A new report from the Governors Highway Safety Association estimates that 6,227 pedestrians were killed in motor vehicle accidents in 2018, the highest number since 1990.
This increase is the continuation of an upward trend which began in 2009, however the increase also coincides with decreases across all other categories of traffic deaths, according to the report.
California reported 432 pedestrian deaths for the first six months of 2018, the highest reported among any of the states or District of Columbia (D.C).
However, California experienced an eight percent decline in the number of pedestrian deaths from Jan. 2018 to June 2018 compared to the same period in 2017.
Fortunately for our community, Sgt. Scott Shoemaker of the Santa Clarita Sheriff’s Station was able to confirm that they recorded zero pedestrian fatalities in 2018 in Santa Clarita.
Comparatively, as a nation, there was a four percent increase in pedestrian deaths year-over-year during the same period.

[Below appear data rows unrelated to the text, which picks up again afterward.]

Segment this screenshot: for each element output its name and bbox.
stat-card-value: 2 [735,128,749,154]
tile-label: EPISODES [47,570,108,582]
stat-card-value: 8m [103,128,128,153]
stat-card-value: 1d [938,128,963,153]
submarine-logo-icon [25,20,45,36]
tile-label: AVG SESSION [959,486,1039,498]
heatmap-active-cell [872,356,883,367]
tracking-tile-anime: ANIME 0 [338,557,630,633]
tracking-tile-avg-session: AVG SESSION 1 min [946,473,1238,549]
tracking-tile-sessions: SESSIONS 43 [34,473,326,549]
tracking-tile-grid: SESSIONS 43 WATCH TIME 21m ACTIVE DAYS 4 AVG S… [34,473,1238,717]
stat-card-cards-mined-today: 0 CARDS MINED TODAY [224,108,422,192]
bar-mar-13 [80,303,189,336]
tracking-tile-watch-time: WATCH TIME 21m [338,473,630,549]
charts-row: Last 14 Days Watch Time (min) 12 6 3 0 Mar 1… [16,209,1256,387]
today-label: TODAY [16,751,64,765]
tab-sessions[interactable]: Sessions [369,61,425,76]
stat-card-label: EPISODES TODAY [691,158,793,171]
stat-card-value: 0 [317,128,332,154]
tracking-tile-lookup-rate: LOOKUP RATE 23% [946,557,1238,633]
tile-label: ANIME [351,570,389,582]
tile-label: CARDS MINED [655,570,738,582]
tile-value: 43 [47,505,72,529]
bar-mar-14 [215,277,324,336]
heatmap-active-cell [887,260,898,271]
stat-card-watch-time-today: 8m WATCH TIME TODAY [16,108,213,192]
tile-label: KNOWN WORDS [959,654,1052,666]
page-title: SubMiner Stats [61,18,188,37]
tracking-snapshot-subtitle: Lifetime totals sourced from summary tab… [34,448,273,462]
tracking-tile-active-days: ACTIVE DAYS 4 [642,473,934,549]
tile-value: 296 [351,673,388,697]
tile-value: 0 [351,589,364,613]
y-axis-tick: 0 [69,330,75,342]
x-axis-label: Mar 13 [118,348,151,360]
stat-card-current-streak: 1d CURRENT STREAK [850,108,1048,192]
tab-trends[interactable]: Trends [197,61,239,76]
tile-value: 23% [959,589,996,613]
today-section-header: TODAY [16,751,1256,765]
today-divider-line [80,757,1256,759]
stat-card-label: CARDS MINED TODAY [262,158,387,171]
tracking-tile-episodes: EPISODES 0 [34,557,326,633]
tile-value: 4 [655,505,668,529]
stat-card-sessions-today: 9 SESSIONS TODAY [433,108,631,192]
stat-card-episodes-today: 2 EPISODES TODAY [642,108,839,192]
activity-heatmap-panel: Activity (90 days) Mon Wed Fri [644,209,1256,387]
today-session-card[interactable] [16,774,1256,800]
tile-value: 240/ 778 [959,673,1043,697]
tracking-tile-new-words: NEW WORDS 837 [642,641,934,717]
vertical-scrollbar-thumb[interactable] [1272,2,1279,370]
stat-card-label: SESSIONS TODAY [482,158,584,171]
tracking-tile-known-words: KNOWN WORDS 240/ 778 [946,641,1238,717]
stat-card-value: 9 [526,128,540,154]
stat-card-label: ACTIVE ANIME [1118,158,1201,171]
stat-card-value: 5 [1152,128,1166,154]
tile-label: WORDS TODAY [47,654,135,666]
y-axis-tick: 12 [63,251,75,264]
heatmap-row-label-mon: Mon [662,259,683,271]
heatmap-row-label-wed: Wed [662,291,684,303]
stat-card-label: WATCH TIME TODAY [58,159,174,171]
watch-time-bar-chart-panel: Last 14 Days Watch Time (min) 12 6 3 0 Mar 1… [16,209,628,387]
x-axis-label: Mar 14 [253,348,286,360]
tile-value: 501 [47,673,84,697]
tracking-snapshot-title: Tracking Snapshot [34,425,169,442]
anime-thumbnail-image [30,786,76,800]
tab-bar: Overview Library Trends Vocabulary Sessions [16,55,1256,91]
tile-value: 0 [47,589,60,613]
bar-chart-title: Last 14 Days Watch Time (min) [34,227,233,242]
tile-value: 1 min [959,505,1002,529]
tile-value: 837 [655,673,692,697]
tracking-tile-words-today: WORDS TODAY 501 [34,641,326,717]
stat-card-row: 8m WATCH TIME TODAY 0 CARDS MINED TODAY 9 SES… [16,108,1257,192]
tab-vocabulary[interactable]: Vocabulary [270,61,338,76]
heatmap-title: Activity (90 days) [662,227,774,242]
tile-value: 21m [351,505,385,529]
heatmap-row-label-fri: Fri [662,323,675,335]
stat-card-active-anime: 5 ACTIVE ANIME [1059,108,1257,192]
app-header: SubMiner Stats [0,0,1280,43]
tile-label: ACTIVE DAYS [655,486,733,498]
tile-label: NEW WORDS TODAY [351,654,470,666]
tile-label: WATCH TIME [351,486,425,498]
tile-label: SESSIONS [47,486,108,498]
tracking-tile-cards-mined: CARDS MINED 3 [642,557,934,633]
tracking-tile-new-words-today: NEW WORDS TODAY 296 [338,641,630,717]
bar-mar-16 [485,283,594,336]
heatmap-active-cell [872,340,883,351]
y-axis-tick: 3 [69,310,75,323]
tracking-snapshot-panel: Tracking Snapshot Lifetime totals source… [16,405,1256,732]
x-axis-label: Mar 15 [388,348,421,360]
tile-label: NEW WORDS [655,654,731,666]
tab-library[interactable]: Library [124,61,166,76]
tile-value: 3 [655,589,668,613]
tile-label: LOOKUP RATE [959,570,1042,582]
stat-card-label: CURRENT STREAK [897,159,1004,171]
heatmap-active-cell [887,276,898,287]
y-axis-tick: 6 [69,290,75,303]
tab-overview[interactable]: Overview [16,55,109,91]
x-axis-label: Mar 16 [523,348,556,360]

While California led the nation in number of pedestrian deaths in the first half of 2018, it only had the 10th highest number of pedestrian deaths per 100,000 population, indicating its high volume of deaths is at least partially attributable to California’s status as the most populous state in the union.
Factors the report identified as contributors to the increase in national pedestrian deaths include texting while driving, impairment of drivers or pedestrians by drugs or alcohol, unsafe driving behaviors such as speeding and drowsy driving, and the increase in the number of SUVs on the road.
Additionally, the report noted that the overall increase in the number of people walking increased the number of people exposed to potential accidents.
The report’s data is based on data collected from state highway offices in each of the 50 states from the first half of 2018, which was combined with estimates based on historical data to forecast the number of pedestrian fatalities in total for 2018.
To combat the risks to pedestrians, California has implemented a number of proven countermeasures, including classroom and community group safety presentations.
Other measures also include:
- Positive reinforcement citations for children demonstrating safe pedestrian behavior
- A mock city called “Safetyville” to practice safe behavior
- Enforcement of safe driving behavior at crosswalks
- Efforts to educate the community on how to interact with new types of infrastructure
In addition to the measures taken by state officials, individuals must do what they can to limit their risk when navigating the roads as a pedestrian, or as a driver.
“If you’re a pedestrian and you’re traveling at hours of darkness, wear something visible or reflective so you’ll be easier for drivers to see,” said Sgt. Shoemaker. “It may seem obvious, but don’t walk impaired. If you’re under the influence that can be just as dangerous as a pedestrian because if your balance is off, you can potentially lose your balance and stagger into traffic.”
Shoemaker also echoed the call for drivers to keep their eyes on the road, stay off their cell phones and other distractions, and recognize pedestrians’ right of way in crosswalks.